Shouldn't T[char[]] be disallowed, and have to be written as
T[immutable(char)[]] instead of a silent rewrite?


    alias long[char[]] AA;
    // key automatically changed to const(char)[]
    static assert(is(AA == long[const(char)[]]));
    AA aa;
    aa["a"] = 10;
    // error - have to use immutable keys
    aa["b".dup] = 11;

By design, the problem is things like this:

char[] key = "somekey";
long[char[]] aa;
aa[key] = 5;
key[2] = 'b';

If this were allowed, the associative array would reach an invalid
state where the hash it stored for the key is no longer correct.
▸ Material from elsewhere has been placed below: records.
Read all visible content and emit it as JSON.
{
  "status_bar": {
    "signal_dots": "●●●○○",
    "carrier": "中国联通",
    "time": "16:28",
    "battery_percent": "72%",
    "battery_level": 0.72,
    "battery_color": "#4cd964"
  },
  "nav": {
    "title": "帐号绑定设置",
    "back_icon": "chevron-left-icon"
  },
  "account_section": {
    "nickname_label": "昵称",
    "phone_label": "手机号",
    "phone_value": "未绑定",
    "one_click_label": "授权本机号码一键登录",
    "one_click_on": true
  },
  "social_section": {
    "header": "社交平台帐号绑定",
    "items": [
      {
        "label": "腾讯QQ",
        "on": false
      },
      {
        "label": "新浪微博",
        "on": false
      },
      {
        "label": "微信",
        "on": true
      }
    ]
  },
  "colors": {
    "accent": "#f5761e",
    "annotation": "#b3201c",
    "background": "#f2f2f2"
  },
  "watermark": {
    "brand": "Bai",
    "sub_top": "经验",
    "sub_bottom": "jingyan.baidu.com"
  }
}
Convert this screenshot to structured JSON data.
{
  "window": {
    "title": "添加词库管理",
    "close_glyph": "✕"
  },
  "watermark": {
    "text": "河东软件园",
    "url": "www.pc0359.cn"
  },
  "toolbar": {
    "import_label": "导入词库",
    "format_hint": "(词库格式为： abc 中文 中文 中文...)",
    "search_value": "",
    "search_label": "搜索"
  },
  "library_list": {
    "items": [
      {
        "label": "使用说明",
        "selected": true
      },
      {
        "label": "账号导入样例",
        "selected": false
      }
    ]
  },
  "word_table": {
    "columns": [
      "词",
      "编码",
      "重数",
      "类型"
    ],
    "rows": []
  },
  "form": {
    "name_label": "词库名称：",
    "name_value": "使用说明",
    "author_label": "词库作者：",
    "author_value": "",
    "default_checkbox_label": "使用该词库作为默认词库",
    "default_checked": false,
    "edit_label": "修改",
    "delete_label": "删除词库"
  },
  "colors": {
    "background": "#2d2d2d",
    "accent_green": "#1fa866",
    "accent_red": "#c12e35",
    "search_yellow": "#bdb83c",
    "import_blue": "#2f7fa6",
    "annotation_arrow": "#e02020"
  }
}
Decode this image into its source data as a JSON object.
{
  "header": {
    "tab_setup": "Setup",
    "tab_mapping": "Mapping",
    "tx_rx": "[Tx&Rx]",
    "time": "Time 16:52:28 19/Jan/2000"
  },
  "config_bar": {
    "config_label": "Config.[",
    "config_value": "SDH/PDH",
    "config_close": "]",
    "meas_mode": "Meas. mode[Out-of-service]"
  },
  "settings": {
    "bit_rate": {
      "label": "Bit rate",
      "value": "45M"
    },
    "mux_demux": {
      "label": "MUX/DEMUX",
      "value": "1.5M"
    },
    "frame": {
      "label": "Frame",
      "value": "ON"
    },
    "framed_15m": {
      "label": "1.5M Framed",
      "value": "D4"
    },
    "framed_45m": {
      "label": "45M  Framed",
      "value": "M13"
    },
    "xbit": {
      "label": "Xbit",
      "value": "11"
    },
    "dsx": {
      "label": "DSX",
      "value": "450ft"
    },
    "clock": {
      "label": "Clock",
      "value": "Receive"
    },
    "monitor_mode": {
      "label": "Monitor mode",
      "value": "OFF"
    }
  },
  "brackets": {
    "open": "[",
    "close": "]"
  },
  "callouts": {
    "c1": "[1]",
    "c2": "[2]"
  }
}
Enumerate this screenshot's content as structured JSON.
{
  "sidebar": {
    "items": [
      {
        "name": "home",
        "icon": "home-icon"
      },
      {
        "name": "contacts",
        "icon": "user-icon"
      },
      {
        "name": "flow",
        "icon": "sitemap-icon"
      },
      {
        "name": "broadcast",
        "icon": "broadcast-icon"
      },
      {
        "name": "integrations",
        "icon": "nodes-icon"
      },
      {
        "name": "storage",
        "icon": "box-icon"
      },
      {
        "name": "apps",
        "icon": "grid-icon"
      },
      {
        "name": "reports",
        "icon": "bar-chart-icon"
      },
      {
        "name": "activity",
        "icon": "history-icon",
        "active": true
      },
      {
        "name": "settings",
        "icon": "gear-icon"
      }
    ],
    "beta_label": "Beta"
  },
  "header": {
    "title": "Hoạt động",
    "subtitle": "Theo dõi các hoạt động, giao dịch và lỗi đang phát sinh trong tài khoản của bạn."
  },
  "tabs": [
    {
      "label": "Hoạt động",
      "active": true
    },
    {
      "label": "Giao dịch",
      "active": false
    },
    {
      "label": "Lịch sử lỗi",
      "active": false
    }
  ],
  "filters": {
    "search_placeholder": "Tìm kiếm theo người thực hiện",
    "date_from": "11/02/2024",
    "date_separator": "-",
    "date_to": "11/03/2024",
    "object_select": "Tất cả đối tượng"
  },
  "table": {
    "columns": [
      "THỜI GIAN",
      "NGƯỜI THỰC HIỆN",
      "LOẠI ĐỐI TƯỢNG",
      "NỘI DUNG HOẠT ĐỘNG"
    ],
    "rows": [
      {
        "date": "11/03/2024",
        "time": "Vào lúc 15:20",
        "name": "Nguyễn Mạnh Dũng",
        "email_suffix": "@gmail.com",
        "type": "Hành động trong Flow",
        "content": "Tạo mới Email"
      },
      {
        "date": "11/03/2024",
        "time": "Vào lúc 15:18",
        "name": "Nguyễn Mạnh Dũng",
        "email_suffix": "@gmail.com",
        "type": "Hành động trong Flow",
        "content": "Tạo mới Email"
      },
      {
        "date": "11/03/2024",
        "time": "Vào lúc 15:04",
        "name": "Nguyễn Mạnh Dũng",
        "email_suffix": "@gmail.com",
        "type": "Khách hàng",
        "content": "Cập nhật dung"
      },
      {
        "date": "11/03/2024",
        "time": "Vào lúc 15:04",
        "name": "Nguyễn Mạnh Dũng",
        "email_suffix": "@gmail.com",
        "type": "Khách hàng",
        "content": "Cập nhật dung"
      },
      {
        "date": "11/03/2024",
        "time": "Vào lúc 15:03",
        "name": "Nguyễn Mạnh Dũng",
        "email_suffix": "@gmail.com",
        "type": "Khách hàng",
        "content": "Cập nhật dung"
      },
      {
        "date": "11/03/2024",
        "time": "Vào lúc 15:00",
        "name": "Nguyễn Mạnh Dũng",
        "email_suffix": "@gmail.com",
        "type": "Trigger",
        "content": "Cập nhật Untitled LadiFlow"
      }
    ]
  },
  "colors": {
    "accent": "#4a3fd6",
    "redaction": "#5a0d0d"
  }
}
It does seem like T[char[]] should be disallowed and the requirement
for immutable keys should be literally enforced, and it's possible
that was intended but immutable/const weren't as complete when this
problem was last visited. I'll see if I can dig up an old discussion
about this.

It is disallowed, but it's enforced when setting a key rather than when constructing the type.
So `aa[key] = 5` above fails as key is char[] rather than string.